RANS sendiri dikategorikan dalam sektor consumer cyclicals
dengan subsektor entertainment and movie production.
Perseroan menjalankan bisnis media dan hiburan, pengelolaan
kekayaan intelektual (IP), penyelenggaraan acara, serta investasi melalui
perusahaan induk.
Model bisnis ini dibangun sebagai platform hiburan berbasis
IP dan distribusi audiens, di mana setiap lini usaha mulai dari agensi kreatif,
manajemen talenta, animasi, musik, hingga F&B dirancang saling melengkapi
untuk memperkuat ekosistem secara keseluruhan.
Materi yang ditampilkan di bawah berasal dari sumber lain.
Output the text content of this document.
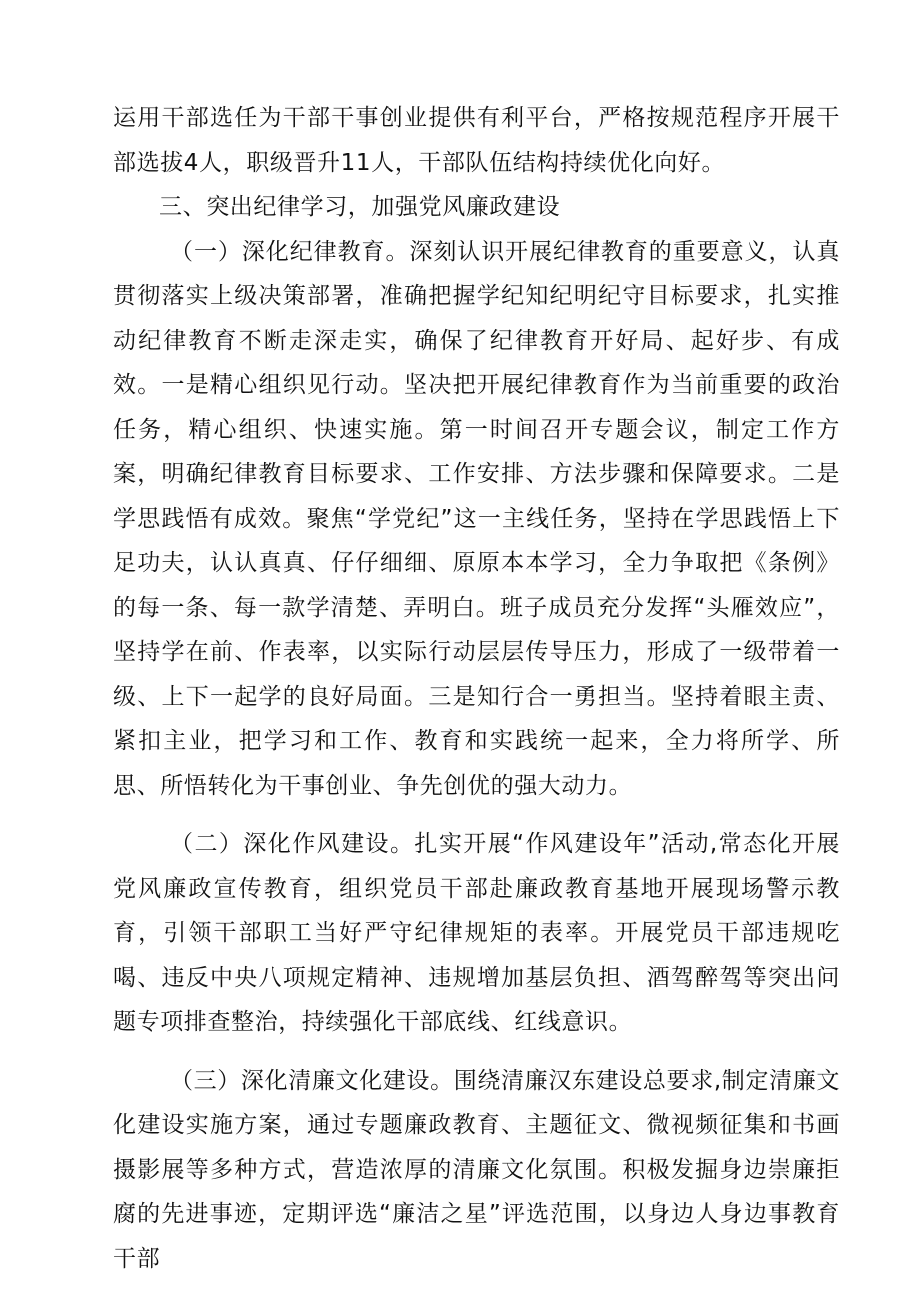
运用干部选任为干部干事创业提供有利平台，严格按规范程序开展干部选拔4人，职级晋升11人，干部队伍结构持续优化向好。

三、突出纪律学习，加强党风廉政建设

（一）深化纪律教育。深刻认识开展纪律教育的重要意义，认真贯彻落实上级决策部署，准确把握学纪知纪明纪守目标要求，扎实推动纪律教育不断走深走实，确保了纪律教育开好局、起好步、有成效。一是精心组织见行动。坚决把开展纪律教育作为当前重要的政治任务，精心组织、快速实施。第一时间召开专题会议，制定工作方案，明确纪律教育目标要求、工作安排、方法步骤和保障要求。二是学思践悟有成效。聚焦“学党纪”这一主线任务，坚持在学思践悟上下足功夫，认认真真、仔仔细细、原原本本学习，全力争取把《条例》的每一条、每一款学清楚、弄明白。班子成员充分发挥“头雁效应”，坚持学在前、作表率，以实际行动层层传导压力，形成了一级带着一级、上下一起学的良好局面。三是知行合一勇担当。坚持着眼主责、紧扣主业，把学习和工作、教育和实践统一起来，全力将所学、所思、所悟转化为干事创业、争先创优的强大动力。

（二）深化作风建设。扎实开展“作风建设年”活动,常态化开展党风廉政宣传教育，组织党员干部赴廉政教育基地开展现场警示教育，引领干部职工当好严守纪律规矩的表率。开展党员干部违规吃喝、违反中央八项规定精神、违规增加基层负担、酒驾醉驾等突出问题专项排查整治，持续强化干部底线、红线意识。

（三）深化清廉文化建设。围绕清廉汉东建设总要求,制定清廉文化建设实施方案，通过专题廉政教育、主题征文、微视频征集和书画摄影展等多种方式，营造浓厚的清廉文化氛围。积极发掘身边崇廉拒腐的先进事迹，定期评选“廉洁之星”评选范围，以身边人身边事教育干部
Perjalanan Panjang Menuju Lantai Bursa
Rencana IPO RANS sebenarnya sudah digadang-gadang sejak
2023, ketika Raffi Ahmad pertama kali mengklaim valuasi bisnisnya telah
menyentuh angka Rp3 triliun.
Pada masa itu, RANS sempat menjajaki kerja sama dengan
investor strategis seperti Surya Citra Media (SCMA) yang menukar
pendanaan dengan kepemilikan 17% saham RANS.
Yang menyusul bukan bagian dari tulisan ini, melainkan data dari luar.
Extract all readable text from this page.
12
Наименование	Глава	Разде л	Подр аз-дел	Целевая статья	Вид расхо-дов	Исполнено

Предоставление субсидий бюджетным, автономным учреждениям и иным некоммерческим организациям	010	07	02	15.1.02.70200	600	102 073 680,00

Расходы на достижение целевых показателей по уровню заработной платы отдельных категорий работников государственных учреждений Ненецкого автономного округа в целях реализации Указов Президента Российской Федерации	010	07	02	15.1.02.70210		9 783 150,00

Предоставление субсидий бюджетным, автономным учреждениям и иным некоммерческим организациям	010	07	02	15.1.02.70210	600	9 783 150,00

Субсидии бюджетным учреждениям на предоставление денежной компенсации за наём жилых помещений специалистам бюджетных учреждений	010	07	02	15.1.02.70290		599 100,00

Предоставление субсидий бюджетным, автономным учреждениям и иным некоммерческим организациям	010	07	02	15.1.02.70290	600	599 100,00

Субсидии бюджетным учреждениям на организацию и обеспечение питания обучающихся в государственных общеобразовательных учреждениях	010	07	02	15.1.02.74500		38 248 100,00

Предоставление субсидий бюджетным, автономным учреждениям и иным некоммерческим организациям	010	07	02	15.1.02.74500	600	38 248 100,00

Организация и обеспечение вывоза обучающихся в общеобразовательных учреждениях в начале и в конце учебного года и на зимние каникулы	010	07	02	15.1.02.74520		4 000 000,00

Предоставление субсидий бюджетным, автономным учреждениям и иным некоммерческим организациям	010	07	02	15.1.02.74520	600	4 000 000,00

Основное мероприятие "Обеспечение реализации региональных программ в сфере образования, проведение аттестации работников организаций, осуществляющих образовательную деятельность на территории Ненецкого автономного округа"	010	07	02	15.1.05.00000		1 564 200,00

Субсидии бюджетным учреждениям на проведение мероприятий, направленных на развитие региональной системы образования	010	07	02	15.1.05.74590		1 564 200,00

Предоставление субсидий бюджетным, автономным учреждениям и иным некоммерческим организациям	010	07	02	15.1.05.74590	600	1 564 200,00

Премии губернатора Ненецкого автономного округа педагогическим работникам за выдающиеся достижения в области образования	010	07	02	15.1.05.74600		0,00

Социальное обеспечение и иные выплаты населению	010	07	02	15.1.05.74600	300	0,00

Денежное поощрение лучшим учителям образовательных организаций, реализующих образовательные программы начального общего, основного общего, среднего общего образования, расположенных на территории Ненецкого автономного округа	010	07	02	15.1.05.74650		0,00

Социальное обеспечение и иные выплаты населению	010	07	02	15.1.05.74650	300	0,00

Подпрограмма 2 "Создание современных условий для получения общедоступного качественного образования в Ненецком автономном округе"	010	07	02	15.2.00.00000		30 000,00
Wacana ini kembali mencuat pada Mei 2026 setelah pejabat Bursa
Efek Indonesia memberi sinyal adanya perusahaan dari sektor industri
kreatif yang masuk dalam pipeline pencatatan saham.
Perseroan yang awalnya bernama PT RNR Film Internasional
ini berganti nama menjadi PT Rans Entertainmen Indonesia pada 7 Juli
2021, dan mulai beroperasi secara komersial sejak 2018.
Saat ini, kantor pusat RANS berlokasi di RANS Office
Building, kawasan Bumi Serpong Damai (BSD), Tangerang Selatan,
Banten.
Bagi calon investor, sejumlah analis pasar modal sebelumnya
mengingatkan agar tidak hanya melihat klaim valuasi semata, melainkan
mencermati prospektus secara menyeluruh termasuk nilai aset, ekuitas,
pendapatan, dan laba bersih Perusahaan sebelum memutuskan untuk berpartisipasi
dalam penawaran saham RANS.
Disclaimer : Artikel ini akan diperbarui seiring perkembangan proses IPO RANS Entertainment, termasuk hasil penetapan harga final dan realisasi pencatatan saham di BEI.